Afin de faciliter la fiscalité et la gestion d’une entreprise, il est conseillé de bien choisir son statut social. Ce choix dépend du nombre de salariés de l’entreprise, de son chiffre d’affaires de l’activité exercée et surtout de taille de la société. Pour les jeunes entrepreneurs, connaitre la vraie définition et les détails sur la possibilité de financement ainsi que le nombre de salariés et la limite du chiffre d’affaires serait un atout.

PME par définition

De son acronyme de petite et moyenne entreprise, une PME désigne toute entreprise ne comportant que 250 salariés. Les sociétés classées dans cette catégorie disposent d’un chiffre d’affaires n’excédant pas 50 millions d’euros. Le terme PME fait référence à une entreprise dont l’effectif du personnel est restreint. Selon sa taille, le nombre des salariés et le montant du capital social, trois catégories d’entreprise constituent une PME.

Les très petites entreprises (TPE) ou micro-entreprises

Les TPE ne comptent que moins de 10 salariés et disposent d’un chiffre d’affaires limité aux environs de 100 000 euros.

Les entreprises de taille intermédiaire

Avec un effectif compris entre 250 et 5 000 employés et un chiffre d’affaires n’excédant pas le 50 millions d’euros, les ETI fonctionnent de manière similaire à la catégorie précédente.

Les petites et moyennes entreprises ou PME

Avec les TPE et les PMI, la PME constitue l’une des catégories d’entreprise la plus répandue en France. Elle occupe une grande place dans l’économie européenne. Tous les statuts juridiques peuvent être dans la catégorie de la petite et moyenne entreprise.

Le financement de la PME

La banque reste le principal moyen de financement d’une petite et moyenne entreprise. Avec son faible capital social et une limite de chiffres d’affaires aussi bas, le prêt pour le financement d’un projet de création des micro entreprises s’acquiert facilement. Malgré ce faible besoin de financement, les PME rencontrent souvent des problèmes lors de la demande. Les banques préfèrent attribuer un emprunt à des entreprises qui ont déjà fait leurs preuves financièrement. Si elle débute dans le domaine de l’entrepreneuriat, le porteur de projet fait face à des refus.

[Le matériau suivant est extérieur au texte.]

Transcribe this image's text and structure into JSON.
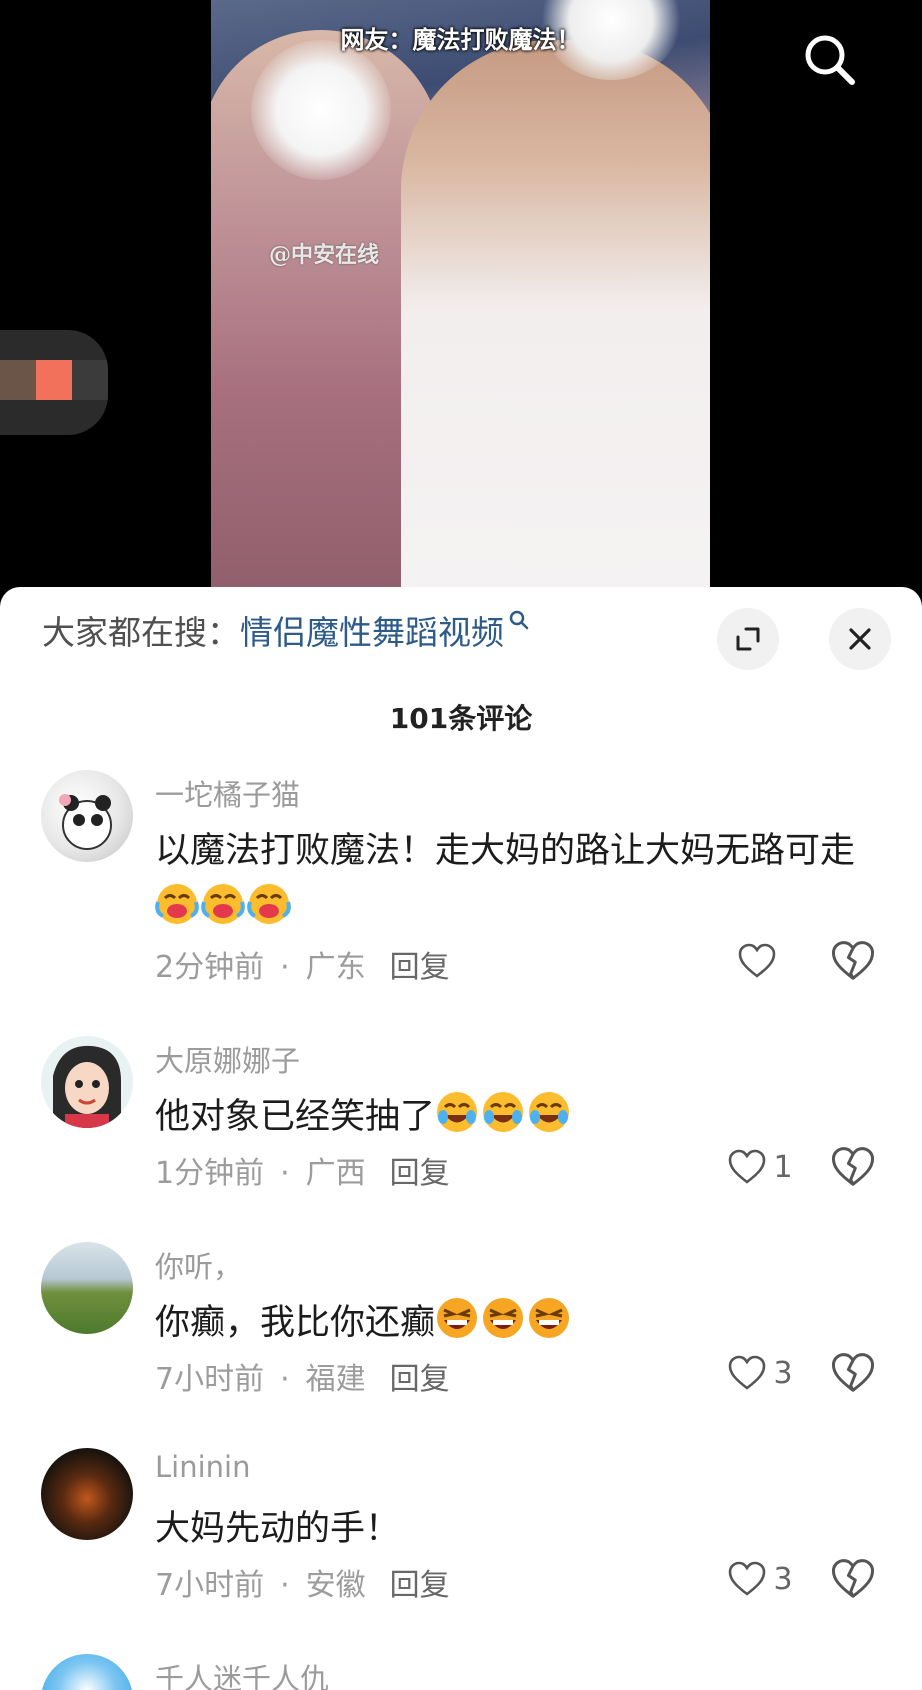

Afin de contourner ces obstacles de financement, la petite et moyenne entreprise peut recouvrir aux fonds propres ou faire appel aux investisseurs. La création d’une PME profite également de la possibilité de demander l’aide de la banque publique d’investissement ou du Pacte PME. Il s’agit des associations en relation avec le réseau des grandes entreprises d’investissement. Le résultat de la demande diffère en fonction de l’activité exercée et du besoin en chiffre d’affaires.

Le fonctionnement de la PME

Après la création d’une PME, il convient de penser à sa gestion. Une petite et moyenne entreprise peut être gérée par une personne physique ou par une personne morale. L’attribution de cette fonction dépend de la forme juridique choisie lors de sa création et de la catégorie d’activité exercée. Pour une entreprise individuelle, la personne physique, associée unique de la société se charge de la gestion et de tous les comptes annuels. S’il s’agit d’une société à plusieurs actionnaires, un gérant ou l’un des associés de l’entreprise endosse ce rôle. La mission d’un gérant suit également le code de travail en vigueur en France.

Dans le domaine de la fiscalité, les PME bénéficient d’un d’impôt sur la société réduit jusqu’à 15 %. Cet avantage comptable est valide si le chiffre d’affaires n’excède pas les 7,63 millions d’euros. Après le compte du résultat annuel, une PME obtient le montant de ses bénéfices. Calculée à partir de la première tranche des bénéfices, cette réduction s’élève à 38 120 euros. Si le montant dépasse ce plafond, l’imposition est à 28 %. Comme toute autre entreprise, le fonctionnement des PME obéit à la loi régissant le domaine de l’entrepreneuriat.